目の前で起こっていることを、どこか他人事のように思いながら、とにかく粗相のないようにと、求められたことを淡々とこなしていく。
「任命に先駆け、爵位の授与を行う」
跪く俺に近付いたフェルデマリー王女の手によって、マントが手渡された。
すぐに、係員の手によって装着される。
「国王に代わり第三王女フェルデマリーが、其方に男爵位を与える」
貴族証明書──昔ながらの紙の書面が手渡される。
「ありがたき幸せにございます。ハルキ・ウォーレン、微力ながらもキュリスベル王国を支える礎に加わり、粉骨砕身努力すると誓います」
召喚術士服には不釣り合いなマント姿のまま、再び魔道具の前に戻ると、王女さまと二人でカードを更新する。

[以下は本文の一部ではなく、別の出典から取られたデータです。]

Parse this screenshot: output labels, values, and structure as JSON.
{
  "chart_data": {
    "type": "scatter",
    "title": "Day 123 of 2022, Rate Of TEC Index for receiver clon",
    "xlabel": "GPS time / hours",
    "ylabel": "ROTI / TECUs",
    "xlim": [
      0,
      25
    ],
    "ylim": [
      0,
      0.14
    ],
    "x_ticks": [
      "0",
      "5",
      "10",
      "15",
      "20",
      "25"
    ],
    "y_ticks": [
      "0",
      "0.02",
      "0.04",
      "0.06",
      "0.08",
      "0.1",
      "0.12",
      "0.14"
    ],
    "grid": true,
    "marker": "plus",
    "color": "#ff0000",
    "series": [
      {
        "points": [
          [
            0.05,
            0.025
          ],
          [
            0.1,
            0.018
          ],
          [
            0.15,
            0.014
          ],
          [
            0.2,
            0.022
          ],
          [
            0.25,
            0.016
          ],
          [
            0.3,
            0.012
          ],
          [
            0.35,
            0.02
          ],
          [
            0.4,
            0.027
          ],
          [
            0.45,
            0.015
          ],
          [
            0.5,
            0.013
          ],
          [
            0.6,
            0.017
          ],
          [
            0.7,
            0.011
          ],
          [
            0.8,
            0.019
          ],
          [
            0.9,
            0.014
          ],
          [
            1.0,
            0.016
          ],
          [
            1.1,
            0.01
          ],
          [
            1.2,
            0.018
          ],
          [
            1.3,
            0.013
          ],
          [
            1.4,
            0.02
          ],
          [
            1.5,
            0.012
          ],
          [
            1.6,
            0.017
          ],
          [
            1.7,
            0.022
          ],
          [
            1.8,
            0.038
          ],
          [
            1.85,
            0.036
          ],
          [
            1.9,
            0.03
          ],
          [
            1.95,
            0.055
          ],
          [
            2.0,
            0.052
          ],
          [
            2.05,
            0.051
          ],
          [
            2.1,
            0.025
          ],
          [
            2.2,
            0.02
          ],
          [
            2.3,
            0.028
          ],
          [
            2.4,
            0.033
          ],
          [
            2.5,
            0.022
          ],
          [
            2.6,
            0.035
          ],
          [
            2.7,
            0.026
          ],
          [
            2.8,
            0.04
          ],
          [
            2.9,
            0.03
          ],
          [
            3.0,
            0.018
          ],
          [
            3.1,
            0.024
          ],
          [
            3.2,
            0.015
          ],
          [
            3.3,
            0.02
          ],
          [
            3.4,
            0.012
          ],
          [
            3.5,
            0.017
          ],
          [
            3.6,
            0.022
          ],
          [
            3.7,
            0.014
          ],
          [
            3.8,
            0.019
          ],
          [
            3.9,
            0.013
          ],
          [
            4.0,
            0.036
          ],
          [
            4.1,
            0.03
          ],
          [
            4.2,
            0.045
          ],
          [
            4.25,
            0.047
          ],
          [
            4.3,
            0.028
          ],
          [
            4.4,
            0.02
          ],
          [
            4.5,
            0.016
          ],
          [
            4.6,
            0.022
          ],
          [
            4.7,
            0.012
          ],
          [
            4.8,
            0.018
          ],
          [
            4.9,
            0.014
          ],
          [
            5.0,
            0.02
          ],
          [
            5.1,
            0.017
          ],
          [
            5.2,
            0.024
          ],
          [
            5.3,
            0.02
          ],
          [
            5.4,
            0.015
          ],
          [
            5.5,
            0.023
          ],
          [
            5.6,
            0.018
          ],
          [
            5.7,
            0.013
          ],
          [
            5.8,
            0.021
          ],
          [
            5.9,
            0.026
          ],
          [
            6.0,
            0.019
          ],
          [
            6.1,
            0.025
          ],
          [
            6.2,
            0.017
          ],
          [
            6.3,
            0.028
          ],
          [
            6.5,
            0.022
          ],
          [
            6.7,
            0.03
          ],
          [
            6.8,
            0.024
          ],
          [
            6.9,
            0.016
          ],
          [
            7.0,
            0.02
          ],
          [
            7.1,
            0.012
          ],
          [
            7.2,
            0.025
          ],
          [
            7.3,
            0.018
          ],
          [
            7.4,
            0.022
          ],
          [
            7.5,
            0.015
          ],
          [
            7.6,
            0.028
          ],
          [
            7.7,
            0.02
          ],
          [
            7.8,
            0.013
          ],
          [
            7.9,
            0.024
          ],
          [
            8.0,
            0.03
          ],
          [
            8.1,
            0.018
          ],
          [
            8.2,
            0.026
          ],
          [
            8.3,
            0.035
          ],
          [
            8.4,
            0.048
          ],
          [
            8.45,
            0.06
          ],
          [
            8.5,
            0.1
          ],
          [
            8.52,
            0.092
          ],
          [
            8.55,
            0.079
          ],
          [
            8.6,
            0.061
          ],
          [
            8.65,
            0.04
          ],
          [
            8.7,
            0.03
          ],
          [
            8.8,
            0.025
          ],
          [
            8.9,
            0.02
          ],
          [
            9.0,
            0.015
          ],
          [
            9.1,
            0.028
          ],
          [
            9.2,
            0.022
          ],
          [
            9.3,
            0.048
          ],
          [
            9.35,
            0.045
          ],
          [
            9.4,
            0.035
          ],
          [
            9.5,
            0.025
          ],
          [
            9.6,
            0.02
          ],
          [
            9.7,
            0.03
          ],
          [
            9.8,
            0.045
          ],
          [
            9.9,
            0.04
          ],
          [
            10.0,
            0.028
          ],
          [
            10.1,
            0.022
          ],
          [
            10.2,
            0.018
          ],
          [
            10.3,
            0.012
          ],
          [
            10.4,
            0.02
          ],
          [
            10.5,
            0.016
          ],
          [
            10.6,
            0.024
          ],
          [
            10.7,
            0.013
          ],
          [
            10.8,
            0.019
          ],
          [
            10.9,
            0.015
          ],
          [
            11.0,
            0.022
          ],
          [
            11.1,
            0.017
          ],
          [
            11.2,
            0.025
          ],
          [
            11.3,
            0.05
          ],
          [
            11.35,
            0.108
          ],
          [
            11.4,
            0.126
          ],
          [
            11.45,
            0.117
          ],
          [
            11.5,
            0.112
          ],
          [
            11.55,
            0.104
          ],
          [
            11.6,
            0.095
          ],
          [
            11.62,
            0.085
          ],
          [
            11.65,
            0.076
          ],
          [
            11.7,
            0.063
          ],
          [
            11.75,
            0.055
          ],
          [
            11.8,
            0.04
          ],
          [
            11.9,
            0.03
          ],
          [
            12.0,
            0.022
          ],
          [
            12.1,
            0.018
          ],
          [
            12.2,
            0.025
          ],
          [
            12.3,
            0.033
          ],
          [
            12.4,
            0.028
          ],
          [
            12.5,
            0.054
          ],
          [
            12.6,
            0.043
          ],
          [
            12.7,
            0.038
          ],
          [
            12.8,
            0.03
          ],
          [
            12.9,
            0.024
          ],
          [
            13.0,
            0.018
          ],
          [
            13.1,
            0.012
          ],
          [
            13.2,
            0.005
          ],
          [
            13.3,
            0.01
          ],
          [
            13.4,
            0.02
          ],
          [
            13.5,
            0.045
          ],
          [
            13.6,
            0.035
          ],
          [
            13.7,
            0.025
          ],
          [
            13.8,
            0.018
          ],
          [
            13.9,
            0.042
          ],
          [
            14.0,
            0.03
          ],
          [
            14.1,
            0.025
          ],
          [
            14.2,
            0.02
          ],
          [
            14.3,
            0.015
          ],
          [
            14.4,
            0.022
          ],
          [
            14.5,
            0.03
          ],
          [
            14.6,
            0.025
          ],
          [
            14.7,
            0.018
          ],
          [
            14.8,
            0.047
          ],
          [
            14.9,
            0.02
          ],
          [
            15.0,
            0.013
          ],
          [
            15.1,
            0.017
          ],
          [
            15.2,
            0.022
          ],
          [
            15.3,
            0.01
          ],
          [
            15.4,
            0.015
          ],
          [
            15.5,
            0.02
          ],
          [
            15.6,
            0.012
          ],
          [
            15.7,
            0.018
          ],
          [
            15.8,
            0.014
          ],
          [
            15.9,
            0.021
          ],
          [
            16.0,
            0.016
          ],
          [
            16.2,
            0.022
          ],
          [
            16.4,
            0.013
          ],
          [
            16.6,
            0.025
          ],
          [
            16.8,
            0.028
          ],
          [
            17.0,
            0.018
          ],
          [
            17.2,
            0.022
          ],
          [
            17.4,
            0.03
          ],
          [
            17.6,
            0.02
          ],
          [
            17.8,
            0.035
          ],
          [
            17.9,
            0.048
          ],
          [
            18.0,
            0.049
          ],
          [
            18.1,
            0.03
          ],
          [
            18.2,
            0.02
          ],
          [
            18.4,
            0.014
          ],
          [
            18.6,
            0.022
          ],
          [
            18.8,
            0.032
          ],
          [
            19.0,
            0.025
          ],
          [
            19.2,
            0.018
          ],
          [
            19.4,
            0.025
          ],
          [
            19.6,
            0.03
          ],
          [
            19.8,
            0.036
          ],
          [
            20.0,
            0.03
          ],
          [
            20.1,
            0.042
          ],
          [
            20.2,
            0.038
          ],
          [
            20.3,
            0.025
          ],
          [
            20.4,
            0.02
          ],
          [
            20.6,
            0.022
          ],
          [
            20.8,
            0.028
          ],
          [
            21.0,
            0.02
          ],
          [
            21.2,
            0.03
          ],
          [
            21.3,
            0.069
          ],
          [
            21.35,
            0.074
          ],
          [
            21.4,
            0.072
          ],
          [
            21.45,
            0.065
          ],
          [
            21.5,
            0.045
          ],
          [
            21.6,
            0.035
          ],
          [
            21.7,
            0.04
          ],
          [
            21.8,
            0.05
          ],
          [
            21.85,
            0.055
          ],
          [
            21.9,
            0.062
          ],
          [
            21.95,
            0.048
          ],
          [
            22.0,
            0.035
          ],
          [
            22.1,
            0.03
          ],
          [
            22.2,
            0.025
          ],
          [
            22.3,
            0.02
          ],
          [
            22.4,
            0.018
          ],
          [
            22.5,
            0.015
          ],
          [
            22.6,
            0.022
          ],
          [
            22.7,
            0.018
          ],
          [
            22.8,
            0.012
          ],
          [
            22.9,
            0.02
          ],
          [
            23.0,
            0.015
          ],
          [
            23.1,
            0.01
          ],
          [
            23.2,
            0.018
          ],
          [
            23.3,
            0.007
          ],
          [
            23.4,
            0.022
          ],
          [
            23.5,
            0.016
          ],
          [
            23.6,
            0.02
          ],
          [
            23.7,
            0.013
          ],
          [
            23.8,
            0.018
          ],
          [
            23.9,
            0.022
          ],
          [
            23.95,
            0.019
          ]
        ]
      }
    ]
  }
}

加えて、ブローチが一角獣の影絵のものと取り換えられた。
「冒険者組合より、特別組合員カードの授与を行う」
男爵といえども貴族。貴族になったのだから、冒険者の資格を失う。
なので、その例外となる特別組合員になるという。
再び、キャロル姉妹によって、カードの更新が行われた。
さすがにもう終わりだろうと思っていたら、王様が立ち上がった。
もちろん、即座に跪く。
「ふむ、ウォーレンよ。新たに臣を得たことを喜ばしく思う。其方の処遇はフェルデマリーに一任しておる故、よく従い、よき助けとなることを期待する」
ははーっと、深く頭を下げる。
だが、話はそれで終わりではなかった。
「それとは別に、現在空白となっておるディッケスを、ウォーレン男爵領とする。聞けば其の方、かの地に並々ならぬ思い入れがあるという。ならば、見事に治めてみせよ」
「はっ、ご厚情に報いるべく、全力を尽くします」
「ふむ、期待しておる。では、こちらへ参られよ」
まさか王様と、こんな小さな机を挟んで向かい合うとは思わなかった。
もちろん、手続きのためなのだろうけど……
指示されるまでもなく、導かれるように手のひらを魔導具に置き、手続きが完了した。
王女さまからは、フクロウ型の真鍮製文鎮が渡される。領主の証……ではなく、慣例の記念品らしい。
「以上をもって、全ての手続きを完了とする」
言われるがまま、カードを手に取り、挨拶をして、部屋から退去する。
なんとかなった……この窮地を無事に乗り切れたと思う。
王様の不興を買うことなく、滞りなく全てが終わったはずだ。だけど……
「ハハ……、俺が貴族? 俺が領主さま?」
扉が閉じられた瞬間、緊張の糸が切れてふらつく。
それを予期していたのか、即座に現れた仮面姿のサンディーが俺を支える。
そのおかげで、無様に転倒する姿を晒さずに済んだ。
「ウォーレン卿、お疲れ様でした。どうぞ、こちらでおくつろぎください」
係員が別室に案内してくれた。
心遣いに感謝しつつ、ありがたく休ませてもらうことにする。
それにしても、ウォーレン卿って……と苦笑する。
なんかもう、今日一日、無茶苦茶だった。
全部が夢だったと言われたほうが、まだ現実感があるほどだ。
少々行儀が悪いが、サンディーに介抱されながら、俺はソファーで横にならせてもらうことにした。